Quand la France périphérique se rebiffe

Avec un nouvel essai frondeur, Le crépuscule de la France d’en haut, le géographe Christophe Guilluy, poursuit sa réflexion sur la fracture hexagonale entre métropoles et territoires périphériques que la représentation politique méconnaît. Au risque d’un "marronnage" post-colonial massif et de jacqueries new age.

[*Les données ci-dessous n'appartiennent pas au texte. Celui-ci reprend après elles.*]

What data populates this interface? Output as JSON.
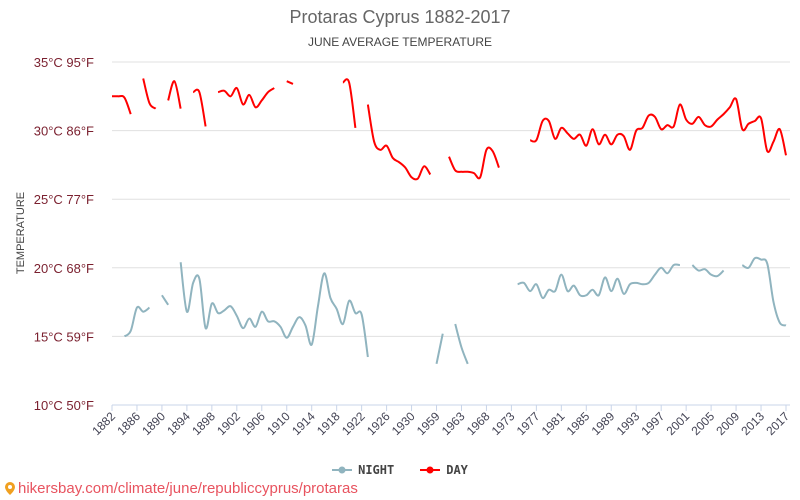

Les classes populaires hors de la moyennisation


Dans un entretien à Philosophie Magazine de novembre 2016, il part du constat d’un "fait central : les classes modestes – ouvriers, employés salariés de la petite fonction publique, tous ceux qui gagnent en dessous du revenu médian et qui sont majoritaires – ne vivent plus là où se crée la richesse." Il appelle France périphérique, celle des petites villes, des villes moyennes et des territoires ruraux et périurbains où vivent désormais 60% de la population. Mais "ce modèle économique qui marche" - plus ou moins bien - "ne fait plus société et défait le tissu des territoires". Ce modèle a comme effet un désaffiliation politique massive, pour cette raison très simple : "la réalité vécue par ces populations est ignorée ou rendue invisible par un discours politique daté sur l’intégration des classes moyennes et la diversité" (mixité sociale). Selon lui, nous sommes plutôt "à un moment historique de sortie de la classe moyenne ! Il serait grand temps que les politiques  s’en rendent compte".

Un au delà du vote FN


Suite à ses premiers essais (Fractures françaises, La France périphérique) on a reproché à C.Guilluy  – par un bashing médiatique [Le Monde] et académique intense - de faire la part trop belle aux replis identitaires, comme terreau du vote FN.
Pour lui, face à "la fragilisation de leur existence, les catégories populaires cherchent à préserver l’essentiel, un capital social et culturel protecteur". Il fait ainsi la différence entre les "quartiers" des banlieues où l’Islam structure ce capital culturel, et le reste de la France périphérique, où cela passe non sans ambiguïtés par l’attachement au "village", au territoire et s’exprime de plus en plus largement par le vote Front national. Pour autant, "si les classes populaires désertent les partis, s’abstiennent aux élections ou votent FN, il ne s’agit pas là d’une contestation idéologique du système".
Dans le même temps ce sont les élites, nationale ou locale, qui tiennent un discours condescendant, voire méprisant sur la France d’en bas qui "se replierait sur elle-même par peur de l’autre".

Marronnage et jacqueries


Au-delà du vote FN , C.Guilluy voit venir une révolte politique qui nomme "marronnage", en référence à la fuite des esclaves noirs des plantations, aux Antilles et ailleurs (Brésil).
Il veut traduire là "la véritable fuite hors des partis traditionnels, de gauche comme de droite , des classes populaires". Mais le FN n’en capte qu’une partie, c’est plutôt l’abstention qui l’emporte car "la classe politique n’a plus de prise sur ces catégories populaires qui n’attendent plus rien des politiques".
La démocratie ne pourra regagner les territoires perdus que "si les partis démocratiques se décident enfin à prendre en charge la réalité de ces populations, et d’abord à la nommer, à la représenter", pas au sens  électoral, mais dans les catégories de la pensée.
Pour C.Guilluy, "si la démocratie, c’est donner du pouvoir à ceux qui n’en ont pas, la vraie révolution serait d’aller vers ces territoires qui ne créent pas la richesse". Soit on va vers eux, soit ils saisiront tous les leviers possibles : populisme, extrême droite, radicalisation islamique. S’appuyant sur l’exemple du soulèvement des Bonnets rouges contre l’écotaxe en 2013, il alerte : "il faut entendre la colère qui sourd des territoires. Sinon, aux citadelles médiévales répondront les jacqueries".

Sources :

-         Christophe Guilluy, Le crépuscule de la France d’en haut, Flammarion, 2016
-         Philosophie Magazine, Quand la France périphérique se rebiffe, novembre 2016, p.60-61.